According to Butler's catalogue of the Albert Collection, the cypher is that of Countess Catherine Tufton (1665-1712), daughter of Henry Cavendish, 2nd Duke of Newcastle, and wife of Thomas Tufton, 6th Earl of Thanet, whom she married at Welbeck on 14 August 1684.


This dish would have been part of a larger toilet service, which was considered a customary wedding gift in the latter half of the 17th century. These services were generally presented to the bride by her husband, and thus bear the wife's arms or cypher. As the date of this dish closely corresponds to the couple's marriage and as it is engraved with the Countess' cypher, it is assumed to have been a wedding gift from Thomas Tufton to Catherine Cavendish. This dish displays the French-style decoration popular in Court circles after the return of Charles II. A similar basin with accompanying ewer, with putti amongst the foliage, belonged to William Lockhart, ambassador to Louis XIV. Considered Parisian work of about 1656, it is now in the collection of the Fitzwilliam Museum, Cambridge (illustrated Michèle Bimbenet-Privat, Les Orfèvres et L'Orfèvrerie de Paris au XVIIe siècle, vol.1, p. 187). Another foliate-edged oval basin of French manufacture forms part of the toilette service with the arms of Mary of England and Prince William of Orange, presumably presented on their marriage in 1677 (Duke of Devonshire collection, Chatsworth).

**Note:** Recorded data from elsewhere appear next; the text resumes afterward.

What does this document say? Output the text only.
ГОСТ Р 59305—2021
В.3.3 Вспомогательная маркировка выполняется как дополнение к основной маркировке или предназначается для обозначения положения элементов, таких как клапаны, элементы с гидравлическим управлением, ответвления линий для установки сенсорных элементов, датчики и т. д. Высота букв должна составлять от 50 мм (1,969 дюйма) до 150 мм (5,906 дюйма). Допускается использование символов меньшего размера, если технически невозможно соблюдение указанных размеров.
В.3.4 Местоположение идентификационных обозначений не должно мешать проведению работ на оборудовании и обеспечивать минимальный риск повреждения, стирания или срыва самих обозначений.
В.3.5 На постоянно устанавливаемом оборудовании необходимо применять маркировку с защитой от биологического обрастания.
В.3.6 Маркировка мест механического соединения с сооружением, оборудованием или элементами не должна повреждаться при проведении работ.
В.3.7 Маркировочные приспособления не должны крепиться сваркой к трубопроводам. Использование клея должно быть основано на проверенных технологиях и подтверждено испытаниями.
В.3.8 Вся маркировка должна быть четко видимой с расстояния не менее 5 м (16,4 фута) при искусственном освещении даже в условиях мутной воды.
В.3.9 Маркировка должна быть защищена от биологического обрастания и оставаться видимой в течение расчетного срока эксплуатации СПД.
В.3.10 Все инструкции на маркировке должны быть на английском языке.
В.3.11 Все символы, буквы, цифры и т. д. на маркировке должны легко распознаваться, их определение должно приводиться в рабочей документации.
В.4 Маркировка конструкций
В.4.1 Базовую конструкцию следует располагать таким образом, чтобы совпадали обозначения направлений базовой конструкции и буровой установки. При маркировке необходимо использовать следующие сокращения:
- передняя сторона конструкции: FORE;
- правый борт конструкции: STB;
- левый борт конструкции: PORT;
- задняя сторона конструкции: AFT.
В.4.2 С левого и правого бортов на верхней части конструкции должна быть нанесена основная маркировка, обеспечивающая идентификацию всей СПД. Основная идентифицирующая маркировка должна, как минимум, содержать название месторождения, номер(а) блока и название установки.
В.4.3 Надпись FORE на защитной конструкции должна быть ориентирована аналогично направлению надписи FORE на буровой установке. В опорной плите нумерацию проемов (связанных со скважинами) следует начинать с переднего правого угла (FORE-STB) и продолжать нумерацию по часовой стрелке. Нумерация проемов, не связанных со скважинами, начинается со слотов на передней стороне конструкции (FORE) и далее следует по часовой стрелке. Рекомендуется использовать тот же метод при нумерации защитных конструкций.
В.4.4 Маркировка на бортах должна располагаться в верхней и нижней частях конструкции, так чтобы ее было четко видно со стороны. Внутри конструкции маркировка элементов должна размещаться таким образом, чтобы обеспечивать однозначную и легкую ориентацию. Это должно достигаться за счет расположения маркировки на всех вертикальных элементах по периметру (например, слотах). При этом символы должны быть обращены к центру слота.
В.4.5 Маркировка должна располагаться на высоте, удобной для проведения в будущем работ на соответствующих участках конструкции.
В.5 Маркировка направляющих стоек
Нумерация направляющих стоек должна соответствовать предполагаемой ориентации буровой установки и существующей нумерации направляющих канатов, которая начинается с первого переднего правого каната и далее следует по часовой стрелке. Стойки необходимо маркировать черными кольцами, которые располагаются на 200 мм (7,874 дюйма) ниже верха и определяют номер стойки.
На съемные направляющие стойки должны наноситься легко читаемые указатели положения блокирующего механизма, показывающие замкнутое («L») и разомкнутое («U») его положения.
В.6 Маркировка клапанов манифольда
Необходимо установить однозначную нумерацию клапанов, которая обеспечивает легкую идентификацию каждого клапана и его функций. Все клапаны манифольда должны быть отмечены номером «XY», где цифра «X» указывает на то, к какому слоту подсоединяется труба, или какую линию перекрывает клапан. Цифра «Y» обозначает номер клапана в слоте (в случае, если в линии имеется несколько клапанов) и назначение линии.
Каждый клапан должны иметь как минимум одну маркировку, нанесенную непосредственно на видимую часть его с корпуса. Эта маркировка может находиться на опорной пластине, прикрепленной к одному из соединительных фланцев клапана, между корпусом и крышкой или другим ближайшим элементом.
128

John Cooqus (Cockus) was the son-in-law of Christian van Vianen, from the famous family of Utrecht goldsmiths, who had come to England to work for Charles I. Cooqus was appointed 'Silversmith in Ordinary to his Mjtie for chastwork within His Majesty's Closett and Bedchamber' in 1661, and in 1664 he was commissioned to make a silver bed for Nell Gwynne, the king's mistress; the total weight of silver used for this extraordinary but sadly no longer extant creation was 2,265oz. He worked in London until his death in 1697.